Una historia de la GF 2012, que tiene a Albert como protagonista.
Espero que les guste :)
Una historia de la GF 2012, que tiene a Albert como protagonista.
Espero que les guste :)
REUNIÓN FAMILIAR
Cuando el Sr. Albert Andrew enviudó, quiso cumplir una petición que hace más de 20 años le había hecho su queridísima tía Elroy: que volviera a casa.
Pero a petición de sus hijos, no pudo hacerlo de inmediato.
La Mansión Andrew, de Lakewood, había sido durante, ya pronto dos siglos, la insignia del apellido de su familia.
Siempre rodeada de misticismo, de historias truculentas, de cuentos que más parecían historietas para contar a los niños a la hora de dormir.

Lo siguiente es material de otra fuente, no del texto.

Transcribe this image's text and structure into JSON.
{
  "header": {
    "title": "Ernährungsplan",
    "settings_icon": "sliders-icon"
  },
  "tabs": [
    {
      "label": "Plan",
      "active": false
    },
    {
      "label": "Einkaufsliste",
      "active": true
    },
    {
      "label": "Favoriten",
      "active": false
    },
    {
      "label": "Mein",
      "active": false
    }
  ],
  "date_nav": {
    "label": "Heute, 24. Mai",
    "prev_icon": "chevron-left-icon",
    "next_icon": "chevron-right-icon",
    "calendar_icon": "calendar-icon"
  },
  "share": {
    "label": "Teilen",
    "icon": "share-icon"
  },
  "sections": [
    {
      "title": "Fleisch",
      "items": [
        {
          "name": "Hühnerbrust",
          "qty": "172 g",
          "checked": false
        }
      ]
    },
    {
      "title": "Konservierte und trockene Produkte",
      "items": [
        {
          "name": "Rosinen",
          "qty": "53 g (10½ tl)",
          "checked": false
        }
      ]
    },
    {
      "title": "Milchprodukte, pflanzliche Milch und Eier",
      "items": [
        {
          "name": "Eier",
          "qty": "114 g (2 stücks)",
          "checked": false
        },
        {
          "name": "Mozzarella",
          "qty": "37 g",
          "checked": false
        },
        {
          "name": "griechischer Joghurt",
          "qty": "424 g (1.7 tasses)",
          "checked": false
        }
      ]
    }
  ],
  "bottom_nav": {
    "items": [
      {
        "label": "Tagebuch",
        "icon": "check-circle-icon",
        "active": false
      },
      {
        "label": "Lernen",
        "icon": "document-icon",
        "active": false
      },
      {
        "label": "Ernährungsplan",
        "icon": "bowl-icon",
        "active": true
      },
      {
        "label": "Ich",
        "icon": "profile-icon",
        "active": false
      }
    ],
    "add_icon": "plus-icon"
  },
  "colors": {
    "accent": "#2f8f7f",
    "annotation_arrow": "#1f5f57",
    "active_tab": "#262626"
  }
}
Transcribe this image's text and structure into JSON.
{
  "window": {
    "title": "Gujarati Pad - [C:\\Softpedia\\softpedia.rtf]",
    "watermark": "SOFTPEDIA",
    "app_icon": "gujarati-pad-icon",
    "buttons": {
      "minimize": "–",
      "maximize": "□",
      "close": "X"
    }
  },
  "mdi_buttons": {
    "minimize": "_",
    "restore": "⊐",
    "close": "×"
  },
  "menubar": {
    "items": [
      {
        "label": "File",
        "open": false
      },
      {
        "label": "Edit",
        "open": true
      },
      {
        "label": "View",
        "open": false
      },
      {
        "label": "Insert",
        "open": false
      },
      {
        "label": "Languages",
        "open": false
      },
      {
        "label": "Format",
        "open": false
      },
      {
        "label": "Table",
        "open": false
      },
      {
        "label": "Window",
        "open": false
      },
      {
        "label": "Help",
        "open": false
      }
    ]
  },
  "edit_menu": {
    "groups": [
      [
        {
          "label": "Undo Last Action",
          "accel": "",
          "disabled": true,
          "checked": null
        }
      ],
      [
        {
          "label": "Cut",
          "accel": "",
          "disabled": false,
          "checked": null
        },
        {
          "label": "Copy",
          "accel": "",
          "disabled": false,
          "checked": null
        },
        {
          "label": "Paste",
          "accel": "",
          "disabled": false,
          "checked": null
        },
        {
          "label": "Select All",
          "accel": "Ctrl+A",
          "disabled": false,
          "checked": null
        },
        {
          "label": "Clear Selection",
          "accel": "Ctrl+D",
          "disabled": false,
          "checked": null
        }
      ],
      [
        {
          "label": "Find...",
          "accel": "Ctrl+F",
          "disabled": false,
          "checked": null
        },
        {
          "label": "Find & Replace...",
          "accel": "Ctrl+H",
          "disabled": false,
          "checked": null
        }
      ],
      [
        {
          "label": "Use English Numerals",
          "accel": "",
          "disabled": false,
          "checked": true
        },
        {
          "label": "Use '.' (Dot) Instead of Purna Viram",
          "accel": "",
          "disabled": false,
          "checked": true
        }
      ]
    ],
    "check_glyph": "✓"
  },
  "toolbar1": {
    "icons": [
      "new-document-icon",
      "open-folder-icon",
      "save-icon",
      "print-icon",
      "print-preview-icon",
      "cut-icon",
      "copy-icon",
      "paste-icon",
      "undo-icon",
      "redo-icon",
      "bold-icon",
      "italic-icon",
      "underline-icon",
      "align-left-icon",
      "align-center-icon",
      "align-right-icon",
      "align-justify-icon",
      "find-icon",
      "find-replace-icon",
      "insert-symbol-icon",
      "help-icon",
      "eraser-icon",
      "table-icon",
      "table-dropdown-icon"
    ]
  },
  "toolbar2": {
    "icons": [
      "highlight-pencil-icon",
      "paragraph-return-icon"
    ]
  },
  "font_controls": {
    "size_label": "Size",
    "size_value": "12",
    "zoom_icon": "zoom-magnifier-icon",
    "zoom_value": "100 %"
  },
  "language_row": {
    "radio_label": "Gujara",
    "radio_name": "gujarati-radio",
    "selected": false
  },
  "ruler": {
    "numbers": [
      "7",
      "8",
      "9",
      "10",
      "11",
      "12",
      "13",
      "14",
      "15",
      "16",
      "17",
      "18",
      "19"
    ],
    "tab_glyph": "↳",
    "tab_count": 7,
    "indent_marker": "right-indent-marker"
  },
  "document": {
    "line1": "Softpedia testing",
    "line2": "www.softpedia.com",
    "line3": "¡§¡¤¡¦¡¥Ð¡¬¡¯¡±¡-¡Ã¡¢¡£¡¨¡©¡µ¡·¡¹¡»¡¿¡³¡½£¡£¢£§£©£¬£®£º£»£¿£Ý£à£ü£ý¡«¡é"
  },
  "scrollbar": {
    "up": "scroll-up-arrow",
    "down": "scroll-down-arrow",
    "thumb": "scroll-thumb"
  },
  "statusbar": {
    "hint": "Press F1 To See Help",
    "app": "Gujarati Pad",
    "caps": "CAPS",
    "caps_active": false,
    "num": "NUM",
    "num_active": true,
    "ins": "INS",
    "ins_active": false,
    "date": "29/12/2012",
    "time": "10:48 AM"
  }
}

La más tirada de los pelos decía que, el primer William Andrew que había llegado de Escocia, sin un penique en el bolsillo, cargando apenas sobre sus hombros un tartán, una gaita y un morral, había hecho fortuna de la noche a la mañana, y que para ello, había hecho pacto con el diablo.
Habráse visto…
Porque la verdad, es que lo único que aquel jovencito escocés, iletrado y tímido había traído de valor desde su lejana “Alba” era su innegable belleza masculina, su incansable fervor al trabajo y una joya invaluable, más por lo sentimental que por lo material: Un águila de oro con una "A" en medio: la cresta emblemática de su familia… lo único que podía dar fe a sus hijos y a los hijos de sus hijos, de que su sangre, si bien no era noble, era muy bien nacida y de gente honrada…
La menos cotillesca decía que la Mansión Andrew estaba embrujada. Y claro, como no iba a estarlo, si su fundador hizo pacto con el diablo ¡¡mínimo ahí hacen fiesta Belcebú y todas las legiones!!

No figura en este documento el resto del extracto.